Tuesday, September 11

That darn fine print!

All was hunky-dory until I heard a sound from the backseat that makes all moms everywhere cringe and dread the rest of the day! McKay had thrown up all over himself. Luckily it hadn't spread to the car, just covered him and his carseat quite thoroughly. Bless his little heart, he just started saying "Uh-Oh" over and over again until we got home almost 20 minutes later.

Easton was thoroughly disgusted by the whole affair as was I. It's one of those moments you just want to cry. Not only were we missing an outing with friends and yummy food, but I knew my morning would be spent sterilizing lil' McKay, his clothes and that disgusting carseat. EEEEWWWW!!! I have since become very familiar with the fine workings of a Graco carseat. I just hope I can figure out how to put it back together! Carseat re-assembly wasn't part of my undergrad and I never knew motherhood required an engineering degree or at least a minor!

I have to admit my first thought was say,"Adios, Graco!" and put it in the trash pile ready for pickup, then scour yardsales this weekend for a replacement. I had lucked out when McKay was a baby because two friends gave me their infant carseats. When McKay had the mother of all diaper blowouts the day I was flying to Washington for a few weeks, I felt no remorse pitching the "spare" carseat because I had another to fall back on. This time I realized I needed to just earn my stripes, dig in and join the ranks of other real moms.

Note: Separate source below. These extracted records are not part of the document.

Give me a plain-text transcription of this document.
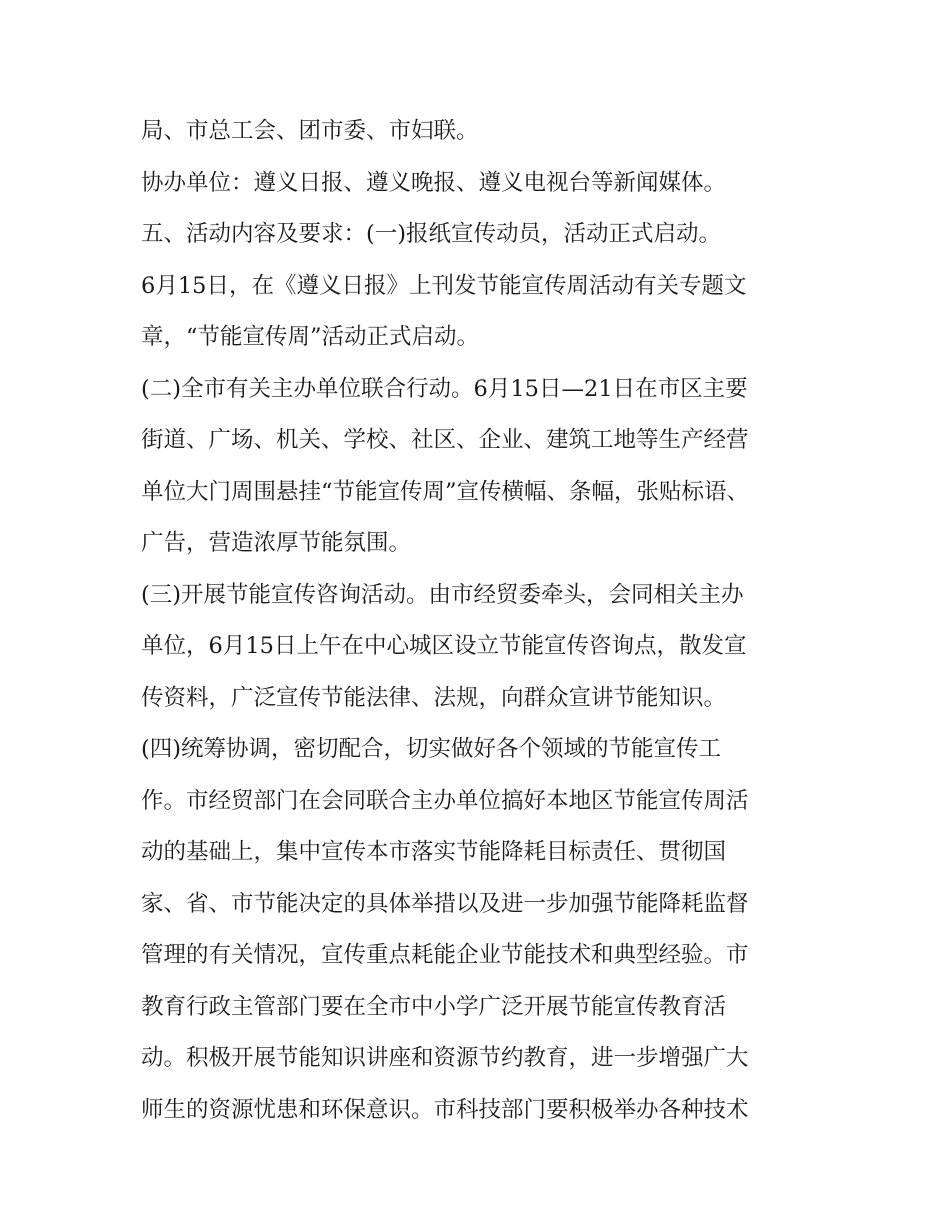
局、市总工会、团市委、市妇联。
协办单位：遵义日报、遵义晚报、遵义电视台等新闻媒体。
五、活动内容及要求：(一)报纸宣传动员，活动正式启动。
6月15日，在《遵义日报》上刊发节能宣传周活动有关专题文
章，“节能宣传周”活动正式启动。
(二)全市有关主办单位联合行动。6月15日—21日在市区主要
街道、广场、机关、学校、社区、企业、建筑工地等生产经营
单位大门周围悬挂“节能宣传周”宣传横幅、条幅，张贴标语、
广告，营造浓厚节能氛围。
(三)开展节能宣传咨询活动。由市经贸委牵头，会同相关主办
单位，6月15日上午在中心城区设立节能宣传咨询点，散发宣
传资料，广泛宣传节能法律、法规，向群众宣讲节能知识。
(四)统筹协调，密切配合，切实做好各个领域的节能宣传工
作。市经贸部门在会同联合主办单位搞好本地区节能宣传周活
动的基础上，集中宣传本市落实节能降耗目标责任、贯彻国
家、省、市节能决定的具体举措以及进一步加强节能降耗监督
管理的有关情况，宣传重点耗能企业节能技术和典型经验。市
教育行政主管部门要在全市中小学广泛开展节能宣传教育活
动。积极开展节能知识讲座和资源节约教育，进一步增强广大
师生的资源忧患和环保意识。市科技部门要积极举办各种技术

Ryan just called to check in. When I said, "I did NOT sign up for this!" He chuckled - from the luxury of his clean "double-wide" cubicle and said, "You didn't read the fine print." We laughed together while I also told him I was experiencing some resentment towards him - my equal partner in this eternal family. Somehow today, bringing home the bacon and cleaning up spewed bacon just don't seem to be so equal.